In other words, he’s not interested in really being commander in chief; he just likes to play one on TV. He “ends” wars as if it doesn’t matter whether they are won or lost, whether aims are achieved or not. Ending a war requires a single order; running a successful one requires constant attention and effort and expenditure of political capital. It also forces one to come to grips with the tough decisions his predecessor made.
In the case of Syria, Obama must be grateful indeed that while he is ducking and playing police detective (no chain of custody!), the Israelis have acted in ways to punish Bashar al-Assad for using chemical weapons and made clear it will not tolerate movement of WMDs and/or further militarization of Hezbollah. If not for Israel, the pressure on Obama to do something (heaven forbid!) would be even greater. I hope he has properly thanked Israeli Prime Minister Benjamin Netanyahu. (He’ll need him again to spare his legacy — “who lost Iran?” — when the Israelis eventually need to eliminate the Iranian threat.)
The president’s eerie detachment from actual events and hyper-concern about image have led to a series of foreign policy blunders on everything from Iraq (no status-of-forces agreement) to Benghazi to Syria to the Israeli-Palestinian conflict. And it has led to the unprecedented crackdown on the media.
The secret drone war may be less than meets the eye. (We don’t know since it’s all a secret.) In any case, it is no substitute for a coherent foreign policy, for a network of information-gathering, the proper funding of the military and the willingness, when appropriate, to use American hard power.
In some ways Obama wants to have it both ways: He’ll not be George W. Bush, but he is more secretive and less transparent than Bush was, and is unwilling to cooperate with Congress or tolerate an independent media. Bush and senior White House staff submitted to interviews with the 9/11 Commission; in this administration we can’t even figure out what Obama was doing on the night of the Benghazi attack. In short, Obama doesn’t want to do very much, but he wants to perpetrate the image of a tough guy.
The speak-loudly-carry-a-small-stick routine (and do it in secret) makes for bad policy. And it requires him to clamp down on the media, demonize critics, spin cover stories, stonewall investigators and control the message. For if he does not, it becomes apparent from a variety of figures not compelled to spin the Obama line just how poorly he is doing his job and how badly he has let threats get out of hand.

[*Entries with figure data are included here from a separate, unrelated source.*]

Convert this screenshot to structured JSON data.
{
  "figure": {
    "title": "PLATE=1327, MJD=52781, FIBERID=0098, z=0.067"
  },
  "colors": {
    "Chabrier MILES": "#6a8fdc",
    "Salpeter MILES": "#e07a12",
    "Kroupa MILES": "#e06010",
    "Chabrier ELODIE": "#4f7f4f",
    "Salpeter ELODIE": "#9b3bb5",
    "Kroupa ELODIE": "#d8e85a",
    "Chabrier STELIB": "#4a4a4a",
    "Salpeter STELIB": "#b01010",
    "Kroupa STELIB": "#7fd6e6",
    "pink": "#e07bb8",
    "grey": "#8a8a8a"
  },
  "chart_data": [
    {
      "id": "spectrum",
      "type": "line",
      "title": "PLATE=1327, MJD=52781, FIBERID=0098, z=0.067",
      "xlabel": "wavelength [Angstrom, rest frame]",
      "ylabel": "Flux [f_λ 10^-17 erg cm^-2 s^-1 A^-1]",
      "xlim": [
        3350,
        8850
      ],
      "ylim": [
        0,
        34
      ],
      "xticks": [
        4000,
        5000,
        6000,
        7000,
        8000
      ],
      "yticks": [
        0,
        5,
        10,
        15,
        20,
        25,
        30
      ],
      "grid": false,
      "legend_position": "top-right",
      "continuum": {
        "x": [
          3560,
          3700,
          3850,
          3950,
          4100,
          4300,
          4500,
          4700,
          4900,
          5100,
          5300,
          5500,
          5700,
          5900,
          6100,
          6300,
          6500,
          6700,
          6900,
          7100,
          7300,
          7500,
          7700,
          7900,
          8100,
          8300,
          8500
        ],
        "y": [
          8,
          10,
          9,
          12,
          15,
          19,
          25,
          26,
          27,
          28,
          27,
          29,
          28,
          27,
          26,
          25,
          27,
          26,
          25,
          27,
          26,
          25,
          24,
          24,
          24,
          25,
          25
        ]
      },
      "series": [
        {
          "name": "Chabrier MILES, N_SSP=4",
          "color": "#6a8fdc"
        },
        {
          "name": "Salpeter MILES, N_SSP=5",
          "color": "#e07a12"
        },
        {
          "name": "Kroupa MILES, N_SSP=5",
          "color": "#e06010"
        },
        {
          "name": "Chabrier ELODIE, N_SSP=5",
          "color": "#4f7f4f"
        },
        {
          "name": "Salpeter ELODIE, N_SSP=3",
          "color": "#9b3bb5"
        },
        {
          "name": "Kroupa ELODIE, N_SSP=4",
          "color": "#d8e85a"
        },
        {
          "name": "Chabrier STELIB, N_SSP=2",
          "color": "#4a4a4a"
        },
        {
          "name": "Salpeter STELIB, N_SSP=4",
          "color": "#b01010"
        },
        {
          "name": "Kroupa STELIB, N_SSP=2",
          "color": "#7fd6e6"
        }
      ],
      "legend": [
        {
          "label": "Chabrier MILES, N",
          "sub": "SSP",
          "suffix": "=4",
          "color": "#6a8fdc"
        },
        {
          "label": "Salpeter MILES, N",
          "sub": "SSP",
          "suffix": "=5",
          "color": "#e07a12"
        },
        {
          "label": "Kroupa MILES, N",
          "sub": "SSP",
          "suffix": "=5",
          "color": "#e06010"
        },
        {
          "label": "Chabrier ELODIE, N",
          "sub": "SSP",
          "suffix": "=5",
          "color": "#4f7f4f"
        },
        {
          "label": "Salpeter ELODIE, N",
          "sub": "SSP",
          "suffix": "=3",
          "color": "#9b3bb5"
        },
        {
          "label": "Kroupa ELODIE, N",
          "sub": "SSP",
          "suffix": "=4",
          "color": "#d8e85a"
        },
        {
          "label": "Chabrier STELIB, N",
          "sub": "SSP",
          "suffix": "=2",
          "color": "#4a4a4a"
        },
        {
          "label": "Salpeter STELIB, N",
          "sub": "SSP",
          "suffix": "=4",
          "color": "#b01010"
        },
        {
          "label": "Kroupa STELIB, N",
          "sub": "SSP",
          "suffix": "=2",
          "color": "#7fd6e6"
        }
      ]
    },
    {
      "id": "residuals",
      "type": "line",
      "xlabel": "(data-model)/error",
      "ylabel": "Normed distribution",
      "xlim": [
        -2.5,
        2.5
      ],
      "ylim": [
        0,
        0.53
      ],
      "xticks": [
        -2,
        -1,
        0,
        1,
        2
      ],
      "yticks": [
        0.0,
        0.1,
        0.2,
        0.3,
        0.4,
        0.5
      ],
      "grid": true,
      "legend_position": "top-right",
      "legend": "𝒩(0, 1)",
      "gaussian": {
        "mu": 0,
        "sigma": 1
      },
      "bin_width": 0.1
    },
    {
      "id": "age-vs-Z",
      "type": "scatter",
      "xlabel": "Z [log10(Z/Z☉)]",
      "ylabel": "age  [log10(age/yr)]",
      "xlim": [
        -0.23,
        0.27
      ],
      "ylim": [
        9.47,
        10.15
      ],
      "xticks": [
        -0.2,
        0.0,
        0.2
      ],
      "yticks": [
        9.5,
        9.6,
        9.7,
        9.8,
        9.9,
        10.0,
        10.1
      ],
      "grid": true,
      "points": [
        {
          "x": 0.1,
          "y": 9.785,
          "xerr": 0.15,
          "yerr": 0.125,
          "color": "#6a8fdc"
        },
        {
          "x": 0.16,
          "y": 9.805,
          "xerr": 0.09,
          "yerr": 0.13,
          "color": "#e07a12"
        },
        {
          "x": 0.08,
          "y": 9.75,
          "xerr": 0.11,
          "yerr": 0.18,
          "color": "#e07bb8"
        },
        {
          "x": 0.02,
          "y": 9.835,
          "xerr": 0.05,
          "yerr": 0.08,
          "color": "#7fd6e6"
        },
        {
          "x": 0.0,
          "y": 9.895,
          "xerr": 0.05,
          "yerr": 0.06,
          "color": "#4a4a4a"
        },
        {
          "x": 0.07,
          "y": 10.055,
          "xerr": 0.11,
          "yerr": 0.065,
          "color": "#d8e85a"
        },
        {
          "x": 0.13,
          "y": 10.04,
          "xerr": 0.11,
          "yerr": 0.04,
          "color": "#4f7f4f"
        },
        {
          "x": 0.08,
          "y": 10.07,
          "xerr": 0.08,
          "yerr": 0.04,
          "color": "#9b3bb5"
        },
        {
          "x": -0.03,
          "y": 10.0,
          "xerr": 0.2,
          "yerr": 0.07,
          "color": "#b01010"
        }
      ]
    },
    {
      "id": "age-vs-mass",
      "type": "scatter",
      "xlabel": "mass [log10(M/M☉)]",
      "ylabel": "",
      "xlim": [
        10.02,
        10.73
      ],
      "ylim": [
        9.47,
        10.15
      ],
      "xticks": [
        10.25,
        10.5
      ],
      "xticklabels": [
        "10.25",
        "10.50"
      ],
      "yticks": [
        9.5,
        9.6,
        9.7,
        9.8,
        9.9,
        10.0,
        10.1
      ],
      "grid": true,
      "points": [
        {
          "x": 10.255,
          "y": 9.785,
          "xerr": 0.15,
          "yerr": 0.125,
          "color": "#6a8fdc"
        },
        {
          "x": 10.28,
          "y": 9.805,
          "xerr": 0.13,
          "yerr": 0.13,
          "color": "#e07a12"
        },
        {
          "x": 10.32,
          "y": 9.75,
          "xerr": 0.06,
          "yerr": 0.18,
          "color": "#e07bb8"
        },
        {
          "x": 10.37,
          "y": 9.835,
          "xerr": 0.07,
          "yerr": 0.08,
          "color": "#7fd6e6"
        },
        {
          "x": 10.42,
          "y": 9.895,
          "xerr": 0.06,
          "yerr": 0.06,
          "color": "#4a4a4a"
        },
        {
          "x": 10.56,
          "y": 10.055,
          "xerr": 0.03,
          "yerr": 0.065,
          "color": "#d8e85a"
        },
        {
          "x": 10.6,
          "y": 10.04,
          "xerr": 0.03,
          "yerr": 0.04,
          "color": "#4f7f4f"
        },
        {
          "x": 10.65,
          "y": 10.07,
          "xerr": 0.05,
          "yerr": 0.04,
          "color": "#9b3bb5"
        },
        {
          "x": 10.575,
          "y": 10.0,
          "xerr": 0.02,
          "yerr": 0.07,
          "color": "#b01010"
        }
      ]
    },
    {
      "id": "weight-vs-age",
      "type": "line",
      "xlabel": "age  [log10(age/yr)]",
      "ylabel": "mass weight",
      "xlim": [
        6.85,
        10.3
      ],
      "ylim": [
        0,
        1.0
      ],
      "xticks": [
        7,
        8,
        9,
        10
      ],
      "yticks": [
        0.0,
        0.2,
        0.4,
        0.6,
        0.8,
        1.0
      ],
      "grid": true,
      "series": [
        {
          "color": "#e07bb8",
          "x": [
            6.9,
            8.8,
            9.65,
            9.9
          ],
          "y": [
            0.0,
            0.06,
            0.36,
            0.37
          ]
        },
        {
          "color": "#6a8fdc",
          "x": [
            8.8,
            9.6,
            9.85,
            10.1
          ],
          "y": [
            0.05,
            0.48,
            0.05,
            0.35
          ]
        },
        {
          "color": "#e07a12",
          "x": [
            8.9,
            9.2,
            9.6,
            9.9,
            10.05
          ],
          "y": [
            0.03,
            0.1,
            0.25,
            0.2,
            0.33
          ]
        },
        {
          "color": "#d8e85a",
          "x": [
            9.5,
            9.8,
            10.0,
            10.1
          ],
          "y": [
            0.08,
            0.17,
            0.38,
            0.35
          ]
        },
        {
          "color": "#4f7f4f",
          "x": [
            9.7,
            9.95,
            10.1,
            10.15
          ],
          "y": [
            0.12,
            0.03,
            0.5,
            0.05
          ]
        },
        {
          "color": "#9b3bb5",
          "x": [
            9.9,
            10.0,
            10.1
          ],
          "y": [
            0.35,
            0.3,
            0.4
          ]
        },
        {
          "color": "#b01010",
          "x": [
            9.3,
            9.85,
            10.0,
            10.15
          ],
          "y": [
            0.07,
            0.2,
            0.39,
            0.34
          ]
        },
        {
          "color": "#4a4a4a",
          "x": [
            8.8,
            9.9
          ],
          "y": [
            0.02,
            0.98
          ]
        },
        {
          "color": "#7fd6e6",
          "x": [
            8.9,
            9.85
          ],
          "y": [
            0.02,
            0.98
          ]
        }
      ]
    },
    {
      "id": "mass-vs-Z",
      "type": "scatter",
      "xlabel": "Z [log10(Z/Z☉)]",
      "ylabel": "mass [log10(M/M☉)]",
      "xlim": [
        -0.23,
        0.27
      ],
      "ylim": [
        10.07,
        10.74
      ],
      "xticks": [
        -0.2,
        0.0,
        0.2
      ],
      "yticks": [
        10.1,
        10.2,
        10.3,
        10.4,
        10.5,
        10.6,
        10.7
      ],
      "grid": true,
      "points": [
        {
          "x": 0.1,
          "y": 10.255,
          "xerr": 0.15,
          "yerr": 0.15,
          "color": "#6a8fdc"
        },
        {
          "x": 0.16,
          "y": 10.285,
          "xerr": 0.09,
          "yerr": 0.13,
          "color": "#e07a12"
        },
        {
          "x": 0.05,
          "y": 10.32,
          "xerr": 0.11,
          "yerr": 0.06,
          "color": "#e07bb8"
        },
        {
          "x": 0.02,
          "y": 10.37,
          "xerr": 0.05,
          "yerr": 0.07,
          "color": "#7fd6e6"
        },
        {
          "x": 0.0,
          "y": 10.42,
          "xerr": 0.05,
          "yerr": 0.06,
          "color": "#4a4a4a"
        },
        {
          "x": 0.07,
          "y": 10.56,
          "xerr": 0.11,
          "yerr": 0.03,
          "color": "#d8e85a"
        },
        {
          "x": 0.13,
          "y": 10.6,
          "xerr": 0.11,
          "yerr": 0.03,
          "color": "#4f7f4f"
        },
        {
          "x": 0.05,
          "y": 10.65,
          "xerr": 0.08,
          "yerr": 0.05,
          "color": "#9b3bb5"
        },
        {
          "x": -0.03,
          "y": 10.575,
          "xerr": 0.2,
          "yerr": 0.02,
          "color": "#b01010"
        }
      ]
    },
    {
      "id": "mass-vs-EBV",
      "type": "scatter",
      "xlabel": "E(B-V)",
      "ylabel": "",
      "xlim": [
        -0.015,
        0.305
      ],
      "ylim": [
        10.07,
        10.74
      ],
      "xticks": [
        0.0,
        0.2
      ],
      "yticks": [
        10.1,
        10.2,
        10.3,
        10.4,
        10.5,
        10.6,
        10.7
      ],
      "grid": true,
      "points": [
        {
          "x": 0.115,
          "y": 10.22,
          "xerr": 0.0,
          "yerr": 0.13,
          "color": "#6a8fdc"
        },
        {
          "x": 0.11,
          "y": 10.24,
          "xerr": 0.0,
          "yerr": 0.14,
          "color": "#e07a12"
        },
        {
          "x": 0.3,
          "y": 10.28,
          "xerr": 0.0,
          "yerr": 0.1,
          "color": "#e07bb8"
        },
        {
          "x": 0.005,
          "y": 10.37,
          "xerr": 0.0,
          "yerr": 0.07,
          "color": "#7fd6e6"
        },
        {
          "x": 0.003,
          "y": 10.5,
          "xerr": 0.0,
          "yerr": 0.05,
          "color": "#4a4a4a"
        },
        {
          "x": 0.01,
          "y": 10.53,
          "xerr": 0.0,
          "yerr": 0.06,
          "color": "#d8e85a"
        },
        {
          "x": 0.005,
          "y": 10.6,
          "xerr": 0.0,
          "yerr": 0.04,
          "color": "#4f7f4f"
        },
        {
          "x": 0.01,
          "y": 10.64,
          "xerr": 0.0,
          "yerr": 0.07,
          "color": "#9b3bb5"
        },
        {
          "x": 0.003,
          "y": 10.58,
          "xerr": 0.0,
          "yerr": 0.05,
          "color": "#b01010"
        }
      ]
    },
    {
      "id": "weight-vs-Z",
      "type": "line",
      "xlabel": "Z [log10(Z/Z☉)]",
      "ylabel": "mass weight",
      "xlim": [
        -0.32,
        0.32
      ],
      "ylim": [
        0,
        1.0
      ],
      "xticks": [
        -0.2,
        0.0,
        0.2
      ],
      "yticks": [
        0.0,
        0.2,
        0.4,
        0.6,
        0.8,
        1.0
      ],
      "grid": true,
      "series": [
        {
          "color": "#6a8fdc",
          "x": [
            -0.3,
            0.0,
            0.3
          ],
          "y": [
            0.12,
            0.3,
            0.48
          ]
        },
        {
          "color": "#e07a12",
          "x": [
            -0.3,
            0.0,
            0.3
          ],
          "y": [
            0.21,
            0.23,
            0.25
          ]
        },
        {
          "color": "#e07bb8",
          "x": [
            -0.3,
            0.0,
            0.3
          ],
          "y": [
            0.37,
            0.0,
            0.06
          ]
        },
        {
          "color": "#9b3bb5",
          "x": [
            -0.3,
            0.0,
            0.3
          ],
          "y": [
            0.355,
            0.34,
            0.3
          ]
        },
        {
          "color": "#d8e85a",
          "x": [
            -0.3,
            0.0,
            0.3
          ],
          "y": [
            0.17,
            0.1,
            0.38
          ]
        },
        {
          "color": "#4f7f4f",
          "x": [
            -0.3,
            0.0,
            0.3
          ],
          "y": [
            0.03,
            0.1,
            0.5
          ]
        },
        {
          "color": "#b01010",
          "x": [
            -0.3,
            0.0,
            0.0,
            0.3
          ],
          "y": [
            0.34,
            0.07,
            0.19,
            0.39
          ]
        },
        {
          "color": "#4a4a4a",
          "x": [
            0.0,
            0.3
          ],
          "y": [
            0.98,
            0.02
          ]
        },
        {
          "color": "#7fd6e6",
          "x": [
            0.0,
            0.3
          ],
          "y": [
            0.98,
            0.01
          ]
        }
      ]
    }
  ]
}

Bush made gutsy calls and never flinched from action, although his public diplomacy and communication skills were poor and he was racked by unremitting leaks. Still, that’s a better deal than a president who never wants to do much of anything but has been, until now, quite adept at snowing the public and abusing the media. Maybe if Obama’s policies were better he’d have to spin less and not crack down on the media.